Flying the Flag

Americans celebrate the Fourth of July Sunday.  It is a celebration of the signing of The Declaration of Independence – July 4, 1776.  That document declared that a people (the Thirteen Colonies) would separate themselves from another people (the British Crown) and form their own country (the United States of America).  It led to a war, which the Americans ultimately won.

My thoughts on civil government and carnal warfare have evolved (and I hope matured) over the years.  I attribute the evolution to a study of the Bible.  I am proud to be an American, and so are you.  But, if the other side had won, we would be proud to be Englishmen (or, more likely, something akin to our friends the Canadians).  We would celebrate different days of the year and I doubt that our personal lives would be significantly different.

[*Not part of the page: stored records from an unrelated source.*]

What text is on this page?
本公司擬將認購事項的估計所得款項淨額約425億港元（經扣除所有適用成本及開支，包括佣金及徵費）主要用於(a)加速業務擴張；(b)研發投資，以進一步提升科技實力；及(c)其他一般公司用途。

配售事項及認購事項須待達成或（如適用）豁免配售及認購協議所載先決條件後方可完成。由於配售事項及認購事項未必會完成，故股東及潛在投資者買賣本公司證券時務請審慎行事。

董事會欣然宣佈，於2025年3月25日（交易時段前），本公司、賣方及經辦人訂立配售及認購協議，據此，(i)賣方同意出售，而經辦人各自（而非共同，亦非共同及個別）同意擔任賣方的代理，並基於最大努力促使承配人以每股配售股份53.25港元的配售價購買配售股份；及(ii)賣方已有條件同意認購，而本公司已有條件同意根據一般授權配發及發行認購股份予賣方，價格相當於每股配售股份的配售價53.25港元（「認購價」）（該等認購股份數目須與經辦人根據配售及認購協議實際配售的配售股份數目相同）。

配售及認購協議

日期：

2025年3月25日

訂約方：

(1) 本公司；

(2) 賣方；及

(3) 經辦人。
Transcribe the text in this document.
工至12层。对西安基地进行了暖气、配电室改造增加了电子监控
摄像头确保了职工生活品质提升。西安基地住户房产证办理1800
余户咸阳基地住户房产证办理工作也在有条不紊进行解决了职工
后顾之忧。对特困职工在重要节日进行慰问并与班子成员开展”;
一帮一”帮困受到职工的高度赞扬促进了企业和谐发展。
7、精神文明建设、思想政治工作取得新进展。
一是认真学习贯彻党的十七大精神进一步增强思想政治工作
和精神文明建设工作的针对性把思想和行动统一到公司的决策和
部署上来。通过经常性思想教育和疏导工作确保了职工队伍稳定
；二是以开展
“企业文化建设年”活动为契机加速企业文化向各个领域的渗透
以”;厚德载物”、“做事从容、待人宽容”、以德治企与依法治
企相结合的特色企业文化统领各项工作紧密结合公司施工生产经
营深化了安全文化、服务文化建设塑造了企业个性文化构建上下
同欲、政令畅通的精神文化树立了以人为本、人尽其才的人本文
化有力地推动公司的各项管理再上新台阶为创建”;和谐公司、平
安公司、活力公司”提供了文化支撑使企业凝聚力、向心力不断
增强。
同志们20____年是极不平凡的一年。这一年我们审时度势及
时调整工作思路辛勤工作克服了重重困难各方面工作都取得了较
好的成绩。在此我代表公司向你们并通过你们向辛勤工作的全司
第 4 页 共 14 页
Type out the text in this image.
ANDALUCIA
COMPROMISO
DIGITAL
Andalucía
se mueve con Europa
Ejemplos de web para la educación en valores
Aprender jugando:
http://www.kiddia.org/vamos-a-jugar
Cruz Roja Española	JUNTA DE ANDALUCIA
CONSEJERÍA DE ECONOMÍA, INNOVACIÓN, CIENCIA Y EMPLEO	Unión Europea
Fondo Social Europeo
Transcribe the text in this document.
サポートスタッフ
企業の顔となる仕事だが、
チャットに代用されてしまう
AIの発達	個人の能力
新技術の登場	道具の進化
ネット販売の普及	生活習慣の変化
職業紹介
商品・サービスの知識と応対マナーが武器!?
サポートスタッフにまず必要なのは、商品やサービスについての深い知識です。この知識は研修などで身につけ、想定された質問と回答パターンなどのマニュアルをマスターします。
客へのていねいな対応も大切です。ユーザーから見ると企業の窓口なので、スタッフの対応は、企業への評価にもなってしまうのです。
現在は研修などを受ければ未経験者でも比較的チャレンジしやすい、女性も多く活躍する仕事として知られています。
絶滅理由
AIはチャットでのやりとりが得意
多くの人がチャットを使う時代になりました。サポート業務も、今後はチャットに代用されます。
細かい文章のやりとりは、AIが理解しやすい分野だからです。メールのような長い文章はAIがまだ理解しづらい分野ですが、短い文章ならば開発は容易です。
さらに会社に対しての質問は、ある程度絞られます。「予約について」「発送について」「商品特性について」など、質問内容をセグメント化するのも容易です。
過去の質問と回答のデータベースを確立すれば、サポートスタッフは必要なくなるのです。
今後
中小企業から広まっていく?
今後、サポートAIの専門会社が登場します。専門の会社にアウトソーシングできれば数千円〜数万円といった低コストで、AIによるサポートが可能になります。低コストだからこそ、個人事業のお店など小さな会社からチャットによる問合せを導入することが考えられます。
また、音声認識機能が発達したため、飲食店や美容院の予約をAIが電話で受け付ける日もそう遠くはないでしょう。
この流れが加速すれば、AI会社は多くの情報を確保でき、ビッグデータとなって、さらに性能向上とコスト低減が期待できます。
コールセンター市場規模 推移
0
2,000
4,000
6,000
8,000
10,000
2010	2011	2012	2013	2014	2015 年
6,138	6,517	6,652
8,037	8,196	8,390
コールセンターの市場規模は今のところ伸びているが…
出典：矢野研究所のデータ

I could talk about this subject for a long time.  I could talk about how national patriots are determined, not by right and wrong, but solely by human power.  The winner gets to write the history.  Maybe he’s right, and maybe he’s not, but what counts is who won.  God says it is not about human power, but His power – and it is all about right and wrong.  It is all about love, and mercy, and forgiveness, and humility, and – you know – the list goes on and on.  At least, that’s what God says, if you believe Him.

So, have fun with your family Sunday.  Make some barbeque.  Shoot off some fireworks (be careful).  And yes, fly the flag.  Just don’t forget that there is one flag that flies above the Stars and Stripes – the banner of Christ.  It is the flag of ultimate liberty, not from presumed political tyranny, but from the real tyranny of Satan – a tyranny that has nothing to do with ‘taxation without representation,’ but everything to do with the fire of hell.  Don’t forget the nation we Christians are really members of, the one which will eventually crush all others – the Kingdom of Christ.

Since many are thinking about liberty, here are a couple of Bible texts on that theme.  These are about the kind of liberty that matters in eternity: liberty from the guilt and power of sin.

For you, brethren, have been called to liberty; only do not use liberty as an opportunity for the flesh, but through love serve one another. For all the law is fulfilled in one word, even in this: “You shall love your neighbor as yourself.” (Galatians 5:13-14 NKJV)

But he who looks into the perfect law of liberty and continues in it, and is not a forgetful hearer but a doer of the work, this one will be blessed in what he does. (James 1:25 NKJV)

Thanks for reading, and – have a good Fourth!